Sara est assise sous le porche d'une vieille maison coloniale. Dans quelques heures, elle doit prendre l'avion qui l'emmènera loin de l'île tropicale où elle se trouve. Cette femme, âgée d'une quarantaine d'années, est une «touriste professionnelle ». Son travail consiste à parcourir le monde à la recherche d'hôtels et de restaurants dignes de figurer dans les guides de voyage des pays occidentaux. Près d'elle, se trouvent deux valises : l'une contient ses affaires ; l'autre, quelques objets personnels qu'elle vient de récupérer dans cette vieille maison ayant appartenu à son mari, décédé sur l'île dans d'étranges circonstances. Alors qu'elle regarde la mer, Sara perd inopinément la vue. Un homme et une femme, tous deux originaires de l'île, viennent lui tenir compagnie. S'instaure alors un mystérieux rapport de forces et de séduction où chacun tente de percer les intentions de l'autre sans révéler les siennes. Qu'est réellement venue chercher Sara dans cette maison ? Que savent ces deux étrangers de la mort de son mari ? Chaque silence, chaque non-dit semble renvoyer à une dimension invisible et souterraine qui constitue le véritable enjeu de cette pièce.

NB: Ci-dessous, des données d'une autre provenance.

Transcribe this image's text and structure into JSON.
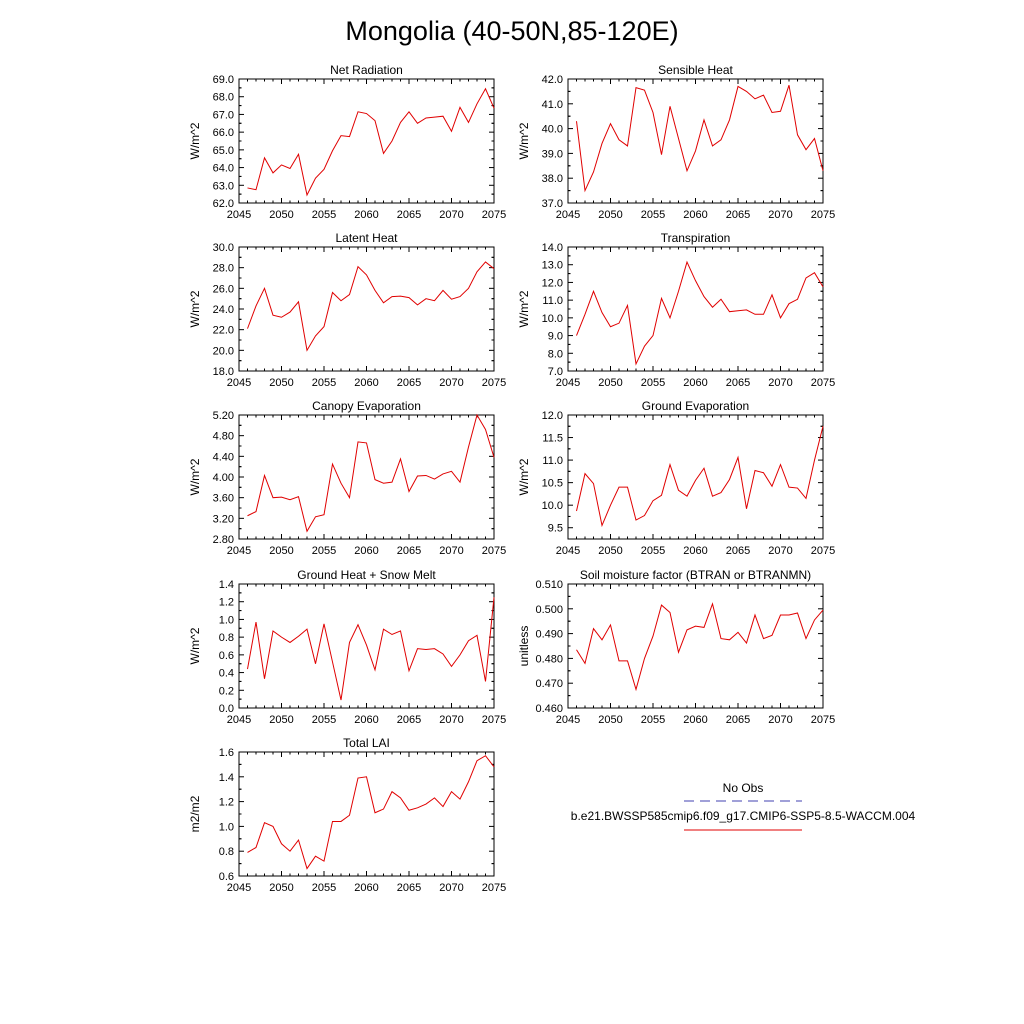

La Femme qui ratait tous ses avions est un texte sur le désir réprimé et inavoué, l'ineffable désir qui n'affleure que quelquefois, inconsciemment, à la surface des mots. Le langage est ici pareil à un voile derrière lequel les personnages tentent de contenir cette force qui les traverse. Mais le corps est partout et le moindre contact physique (une main sur un cou) prend une dimension fantasmatique d'une sensualité extrême.

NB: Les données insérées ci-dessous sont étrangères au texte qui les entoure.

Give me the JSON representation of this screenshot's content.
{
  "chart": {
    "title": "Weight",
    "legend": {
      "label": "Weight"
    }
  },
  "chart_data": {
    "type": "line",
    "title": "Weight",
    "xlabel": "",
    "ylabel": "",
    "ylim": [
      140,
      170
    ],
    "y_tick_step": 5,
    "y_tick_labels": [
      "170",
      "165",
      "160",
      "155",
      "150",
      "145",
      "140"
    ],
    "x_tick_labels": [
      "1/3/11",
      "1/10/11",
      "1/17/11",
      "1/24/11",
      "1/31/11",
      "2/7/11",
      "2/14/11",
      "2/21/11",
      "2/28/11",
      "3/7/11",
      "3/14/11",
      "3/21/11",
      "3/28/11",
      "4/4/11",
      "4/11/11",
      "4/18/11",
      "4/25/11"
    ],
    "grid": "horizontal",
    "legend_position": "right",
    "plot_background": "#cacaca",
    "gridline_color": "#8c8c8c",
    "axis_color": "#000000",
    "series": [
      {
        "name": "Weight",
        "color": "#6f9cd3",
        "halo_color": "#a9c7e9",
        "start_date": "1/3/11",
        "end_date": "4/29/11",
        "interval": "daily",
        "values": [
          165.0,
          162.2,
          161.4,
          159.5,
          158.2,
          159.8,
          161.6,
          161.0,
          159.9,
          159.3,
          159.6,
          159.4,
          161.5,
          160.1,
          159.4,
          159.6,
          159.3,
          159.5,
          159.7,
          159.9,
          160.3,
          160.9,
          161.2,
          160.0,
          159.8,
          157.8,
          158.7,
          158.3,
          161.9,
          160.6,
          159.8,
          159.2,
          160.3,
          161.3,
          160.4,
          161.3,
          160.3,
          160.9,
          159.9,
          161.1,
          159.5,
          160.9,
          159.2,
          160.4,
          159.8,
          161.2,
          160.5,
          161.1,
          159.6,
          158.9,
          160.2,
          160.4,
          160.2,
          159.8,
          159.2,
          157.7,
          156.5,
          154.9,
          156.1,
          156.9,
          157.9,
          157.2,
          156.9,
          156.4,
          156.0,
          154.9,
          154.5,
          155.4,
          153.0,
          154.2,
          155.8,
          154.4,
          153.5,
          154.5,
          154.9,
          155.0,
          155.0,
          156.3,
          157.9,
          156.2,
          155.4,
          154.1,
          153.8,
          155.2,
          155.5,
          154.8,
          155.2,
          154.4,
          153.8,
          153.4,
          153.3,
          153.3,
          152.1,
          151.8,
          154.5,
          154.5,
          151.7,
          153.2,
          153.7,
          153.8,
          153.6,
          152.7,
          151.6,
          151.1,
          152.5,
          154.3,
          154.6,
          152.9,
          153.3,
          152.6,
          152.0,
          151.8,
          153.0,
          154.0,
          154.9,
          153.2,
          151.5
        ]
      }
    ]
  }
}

Sur le plan dramaturgique, ce texte simple en apparence (et en apparence seulement !) fait la part belle à l'ambigüité, instaurant un savant équilibre entre vérité et mensonge, sincérité et manipulation, parole et tabou, de telle sorte que le spectateur est mis face à une énigme qu'il ne peut résoudre qu'en se mettant lui-même en mouvement.